Although the draft State Budget offers the court a modest rise of less than 2 %, it does not cover the launch of a long-promised digital case-management platform, the strengthening of the watchdog that audits party accounts, or extra staff costs. The government insists the file is now in the lawmakers’ inbox, yet the court’s president warns that chronic under-financing risks chipping away at institutional independence.

Parliament holds the purse strings

When Public Administration Minister Leitão Amaro told reporters that the “ball is in Parliament’s court,” he was signalling that the executive will not revise its proposal before the final vote. Inside São Bento Palace, the arithmetic is fluid. Socialists, Left Bloc, Communists and Chega have all signalled that they could back an amendment to inject the requested €1.6 million, even if that pushes the overall envelope beyond the figure the Finance Ministry is comfortable with.
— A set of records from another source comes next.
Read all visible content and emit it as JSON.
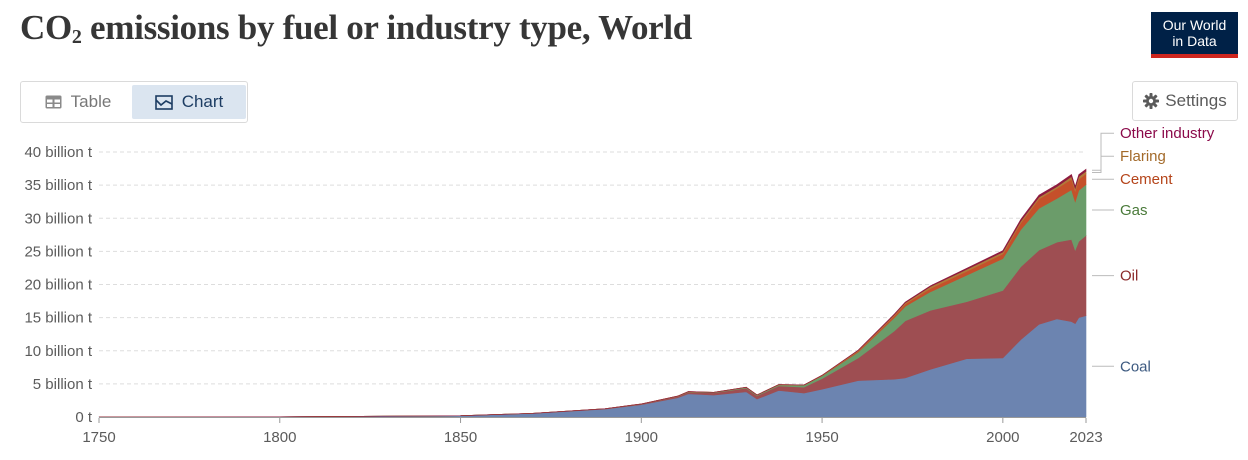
{
  "header": {
    "title_prefix": "CO",
    "title_sub": "2",
    "title_rest": " emissions by fuel or industry type, World",
    "logo_line1": "Our World",
    "logo_line2": "in Data"
  },
  "tabs": {
    "table_label": "Table",
    "chart_label": "Chart",
    "active": "chart"
  },
  "settings_label": "Settings",
  "chart_data": {
    "type": "area",
    "stacked": true,
    "title": "CO2 emissions by fuel or industry type, World",
    "xlabel": "",
    "ylabel": "",
    "xlim": [
      1750,
      2023
    ],
    "ylim": [
      0,
      40
    ],
    "y_unit": "billion t",
    "y_ticks": [
      {
        "value": 0,
        "label": "0 t"
      },
      {
        "value": 5,
        "label": "5 billion t"
      },
      {
        "value": 10,
        "label": "10 billion t"
      },
      {
        "value": 15,
        "label": "15 billion t"
      },
      {
        "value": 20,
        "label": "20 billion t"
      },
      {
        "value": 25,
        "label": "25 billion t"
      },
      {
        "value": 30,
        "label": "30 billion t"
      },
      {
        "value": 35,
        "label": "35 billion t"
      },
      {
        "value": 40,
        "label": "40 billion t"
      }
    ],
    "x_ticks": [
      {
        "value": 1750,
        "label": "1750"
      },
      {
        "value": 1800,
        "label": "1800"
      },
      {
        "value": 1850,
        "label": "1850"
      },
      {
        "value": 1900,
        "label": "1900"
      },
      {
        "value": 1950,
        "label": "1950"
      },
      {
        "value": 2000,
        "label": "2000"
      },
      {
        "value": 2023,
        "label": "2023"
      }
    ],
    "grid": "horizontal-dashed",
    "x": [
      1750,
      1800,
      1850,
      1870,
      1890,
      1900,
      1910,
      1913,
      1920,
      1929,
      1932,
      1938,
      1945,
      1950,
      1960,
      1970,
      1973,
      1980,
      1990,
      2000,
      2005,
      2010,
      2015,
      2019,
      2020,
      2021,
      2023
    ],
    "series": [
      {
        "name": "Coal",
        "color": "#6c84b0",
        "values": [
          0.01,
          0.03,
          0.2,
          0.55,
          1.2,
          1.85,
          2.9,
          3.5,
          3.3,
          3.8,
          2.7,
          4.0,
          3.6,
          4.2,
          5.5,
          5.7,
          5.9,
          7.2,
          8.8,
          8.9,
          11.7,
          14.0,
          14.8,
          14.4,
          14.1,
          15.0,
          15.3
        ]
      },
      {
        "name": "Oil",
        "color": "#9e4e52",
        "values": [
          0,
          0,
          0,
          0.01,
          0.05,
          0.1,
          0.2,
          0.25,
          0.35,
          0.55,
          0.5,
          0.7,
          0.9,
          1.6,
          3.4,
          7.3,
          8.6,
          8.9,
          8.6,
          10.2,
          11.0,
          11.2,
          11.6,
          12.4,
          11.1,
          11.5,
          12.1
        ]
      },
      {
        "name": "Gas",
        "color": "#6b9c6a",
        "values": [
          0,
          0,
          0,
          0,
          0,
          0.01,
          0.03,
          0.05,
          0.05,
          0.1,
          0.1,
          0.15,
          0.3,
          0.4,
          0.9,
          2.0,
          2.2,
          2.8,
          4.0,
          4.8,
          5.6,
          6.3,
          6.6,
          7.5,
          7.3,
          7.7,
          7.7
        ]
      },
      {
        "name": "Cement",
        "color": "#c5502a",
        "values": [
          0,
          0,
          0,
          0,
          0,
          0.01,
          0.02,
          0.03,
          0.03,
          0.05,
          0.04,
          0.06,
          0.05,
          0.08,
          0.15,
          0.3,
          0.35,
          0.5,
          0.6,
          0.7,
          1.0,
          1.4,
          1.5,
          1.6,
          1.6,
          1.7,
          1.6
        ]
      },
      {
        "name": "Flaring",
        "color": "#b07a3a",
        "values": [
          0,
          0,
          0,
          0,
          0,
          0,
          0,
          0,
          0,
          0,
          0,
          0,
          0,
          0.01,
          0.1,
          0.15,
          0.2,
          0.3,
          0.3,
          0.3,
          0.3,
          0.3,
          0.3,
          0.4,
          0.4,
          0.4,
          0.4
        ]
      },
      {
        "name": "Other industry",
        "color": "#8e1b3f",
        "values": [
          0,
          0,
          0,
          0,
          0,
          0,
          0,
          0,
          0,
          0,
          0,
          0,
          0,
          0.02,
          0.05,
          0.1,
          0.1,
          0.12,
          0.15,
          0.2,
          0.25,
          0.3,
          0.3,
          0.3,
          0.3,
          0.3,
          0.3
        ]
      }
    ],
    "legend_position": "right, inline labels",
    "label_colors": {
      "Coal": "#3d5a80",
      "Oil": "#8b2a2a",
      "Gas": "#4a7a3a",
      "Cement": "#b5451b",
      "Flaring": "#a36a2a",
      "Other industry": "#8b0a4a"
    }
  }
}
The centre-right PSD and its ally CDS-PP are more sceptical, asking why the tribunal wants to renew its car fleet at the same time it pleads poverty. For citizens, the outcome will reveal whether the new one-seat majority is prepared to spend political capital on the country’s constitutional referee.

A court still drowning in paper

Portugal prides itself on being a frontrunner in digital governance, yet the tribunal that guards the Constitution remains the only court that processes files on paper. Judges complain that legal teams queue for hours to consult records and that rulings can take weeks to circulate. An in-house digital system, budgeted at roughly €750 000, would finally link the court to the rest of the judiciary’s network. The price tag covers servers, cybersecurity and migration of historical archives. Without it, the tribunal argues, delays will continue to undermine public confidence—especially when rulings on electoral disputes or extraordinary appeals are time-sensitive.
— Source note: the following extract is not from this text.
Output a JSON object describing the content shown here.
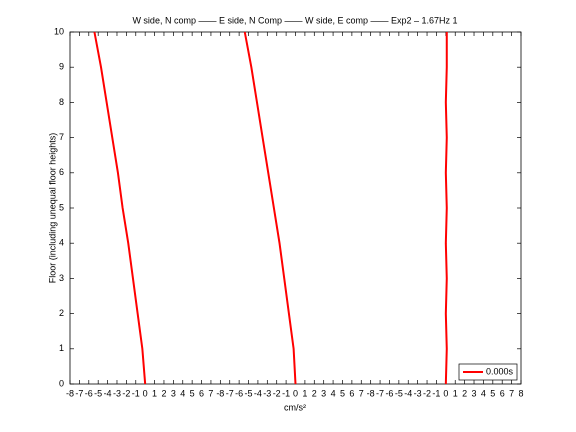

Political money, political oversight

Beyond the software upgrade, the requested boost would beef up the Entidade das Contas e Financiamentos Políticos, the small unit that scrutinises how parties raise and spend campaign funds. Its caseload has ballooned since new transparency rules took effect, yet staffing and forensic tools have not kept pace. Observers note that several high-profile inquiries, including probes into local-election financing in the Algarve, are already stalled. For reform-minded MPs who campaigned on cleaning up politics, denying the court the extra resources could be hard to justify.
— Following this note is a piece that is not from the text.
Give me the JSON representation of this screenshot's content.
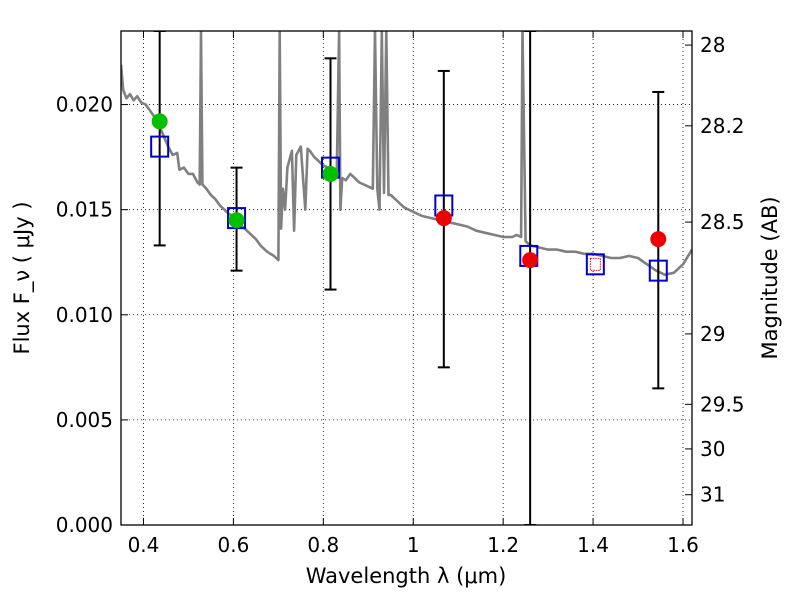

Independence on a shoestring?

Constitutional scholars routinely remind governments that financial autonomy is a cornerstone of judicial independence. Mariana Canotilho, one of the court’s thirteen justices, told the budget committee that dipping into carry-over surpluses, as the Finance Ministry suggests, is “not a long-term solution.” Former justice Vital Moreira draws a comparison with the Tribunal de Contas, which obtained its own budget line after years of lobbying. If the Constitutional Court remains dependent on year-to-year bargaining, critics argue, it could feel pressured to tread lightly on legislation that affects the executive’s priorities.

What happens next

Budget rapporteurs will table their first batch of amendments in the coming week. If the €1.6 million top-up gathers cross-party support, the government will have to decide whether to absorb the cost elsewhere or accept a slightly higher deficit projection. Either way, the episode has reignited a broader debate: can a democracy expect its highest court to act as guardian of the rules while denying it the means to modernise? As MPs weigh that question, the tribunal’s registrars continue to stamp files by hand, a daily reminder that constitutional justice in Portugal still runs on ink and patience.